A free and true electronic marketplace will allow the evolution of INTERNET into a multi-valued society with many alternative group structures that allow groups to exercise the rights to discriminate on what information they want, who they want to communicate with, and what they want to see conveyed to their children. It is the marketplace that can insure our democratic values far better than the current implementation of INTERNET.
The current public debate, both in the press and on the part of government officials, about the future of the information highway seems to ignore completely the key issue: are we a society that truly believes in a democratic free enterprise system, or do we want perpetuate the current monopolistic practices over the creation and distribution of information? It should be the inherent right of every individual to both create and market information. This right should not be inhibited by artificial barriers of an economic, regulatory, or software type.
INTERNET is an experiment in creating a new social system. It is a space where we can live and evaluate the possible futures open to us as a society. As such, the logical next step is to create the software that will allow users to participate in a netwide free access marketplace. If the government truly wants to put INTERNET on a pay as you go basis, this is the quickest and best way to obtain that financial independence. It would also be an expression of what we state is the basic values our country is based upon. It would counter the efforts of those organizations that hold the economic sway in the current distribution of information to maintain what will become a monarchy rather than a democracy.
With respect to information and its role in our society we have a real opportunity that can ensure a true free enterprise democracy in this country. Whether we can make that happen remains to be seen, if there is awareness of this issue in the various government bodies and even the press, it is well hidden. The existence of INTERNET is an opportunity for government to express whether or not its expressed "belief" in the free enterprise system is real or virtual.
Murray Turoff, Information and Value: The Internal Information Marketplace, Journal of Technological Forecasting and Social Change, Volume 27, number 4, 357-373, 1985.

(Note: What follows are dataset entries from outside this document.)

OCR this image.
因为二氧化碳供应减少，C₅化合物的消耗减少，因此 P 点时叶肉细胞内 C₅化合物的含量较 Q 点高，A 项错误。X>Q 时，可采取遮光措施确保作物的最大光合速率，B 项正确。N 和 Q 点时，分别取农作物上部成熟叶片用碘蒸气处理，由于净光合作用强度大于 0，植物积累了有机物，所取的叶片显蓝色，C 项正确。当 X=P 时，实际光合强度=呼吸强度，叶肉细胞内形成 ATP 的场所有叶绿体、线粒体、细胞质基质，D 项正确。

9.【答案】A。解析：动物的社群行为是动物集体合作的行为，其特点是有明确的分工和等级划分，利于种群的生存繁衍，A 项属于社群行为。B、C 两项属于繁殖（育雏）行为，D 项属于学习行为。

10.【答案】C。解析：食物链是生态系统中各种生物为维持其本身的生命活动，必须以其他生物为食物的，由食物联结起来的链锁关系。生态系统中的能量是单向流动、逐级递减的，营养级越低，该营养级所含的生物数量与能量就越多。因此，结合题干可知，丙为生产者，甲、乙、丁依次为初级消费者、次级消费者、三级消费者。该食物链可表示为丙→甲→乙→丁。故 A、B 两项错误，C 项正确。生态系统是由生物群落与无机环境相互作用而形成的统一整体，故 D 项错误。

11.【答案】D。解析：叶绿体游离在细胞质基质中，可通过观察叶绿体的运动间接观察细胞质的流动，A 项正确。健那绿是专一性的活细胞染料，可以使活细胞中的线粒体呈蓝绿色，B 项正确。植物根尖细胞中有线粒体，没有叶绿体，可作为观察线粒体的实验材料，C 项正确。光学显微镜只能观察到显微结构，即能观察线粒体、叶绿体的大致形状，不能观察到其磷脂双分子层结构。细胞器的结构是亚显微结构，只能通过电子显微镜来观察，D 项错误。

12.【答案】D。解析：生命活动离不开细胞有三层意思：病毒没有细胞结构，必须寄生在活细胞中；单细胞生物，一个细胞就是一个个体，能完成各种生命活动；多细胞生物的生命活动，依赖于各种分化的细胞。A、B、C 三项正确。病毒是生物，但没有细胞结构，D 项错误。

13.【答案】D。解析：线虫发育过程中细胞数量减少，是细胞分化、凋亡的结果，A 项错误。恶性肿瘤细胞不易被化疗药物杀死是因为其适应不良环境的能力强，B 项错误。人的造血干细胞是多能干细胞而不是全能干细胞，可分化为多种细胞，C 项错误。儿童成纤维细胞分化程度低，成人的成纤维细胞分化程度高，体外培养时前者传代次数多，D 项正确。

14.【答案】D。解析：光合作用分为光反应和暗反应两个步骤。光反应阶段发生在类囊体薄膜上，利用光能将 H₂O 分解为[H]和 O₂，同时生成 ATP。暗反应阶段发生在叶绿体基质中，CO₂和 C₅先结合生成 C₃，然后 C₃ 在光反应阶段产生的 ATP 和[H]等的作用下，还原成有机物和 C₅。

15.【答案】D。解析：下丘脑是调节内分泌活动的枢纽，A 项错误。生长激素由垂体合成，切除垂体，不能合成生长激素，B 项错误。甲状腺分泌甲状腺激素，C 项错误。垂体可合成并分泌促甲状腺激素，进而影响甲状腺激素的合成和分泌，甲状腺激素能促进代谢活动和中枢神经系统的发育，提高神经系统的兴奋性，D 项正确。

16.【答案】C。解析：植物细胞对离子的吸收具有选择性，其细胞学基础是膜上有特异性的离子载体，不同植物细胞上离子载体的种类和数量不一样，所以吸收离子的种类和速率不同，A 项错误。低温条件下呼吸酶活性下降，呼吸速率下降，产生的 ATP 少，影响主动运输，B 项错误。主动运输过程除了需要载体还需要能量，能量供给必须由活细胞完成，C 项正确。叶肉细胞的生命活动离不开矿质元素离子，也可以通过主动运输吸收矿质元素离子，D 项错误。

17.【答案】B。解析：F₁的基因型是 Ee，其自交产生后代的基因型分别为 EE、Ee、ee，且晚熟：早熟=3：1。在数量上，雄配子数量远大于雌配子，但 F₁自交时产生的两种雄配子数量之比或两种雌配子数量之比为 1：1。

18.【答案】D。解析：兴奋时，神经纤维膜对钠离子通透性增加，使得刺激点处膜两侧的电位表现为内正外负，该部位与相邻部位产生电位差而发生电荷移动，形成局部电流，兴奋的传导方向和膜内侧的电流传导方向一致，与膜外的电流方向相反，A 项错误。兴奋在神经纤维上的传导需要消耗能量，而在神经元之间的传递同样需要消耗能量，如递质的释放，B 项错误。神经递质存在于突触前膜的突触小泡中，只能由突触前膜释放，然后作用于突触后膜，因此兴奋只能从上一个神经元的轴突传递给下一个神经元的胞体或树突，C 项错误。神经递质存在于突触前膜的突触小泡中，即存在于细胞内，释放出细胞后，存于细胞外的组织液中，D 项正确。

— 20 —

Turoff is most proud of the book he jointly authored with his wife (Roxanne Hiltz): The Network Nation: Human Communication via Computer, which won the 1978 award of the Association of American Publishers as the outstanding technical publication of the year (Addison Wesley, 1978; an expanded edition was published by MIT Press in 1993). In March of 1994, they received the "Pioneer Award" from the Electronic Frontier Foundation for their "significant and influential contributions to computer-based communications and to the empowerment of individuals in using computers."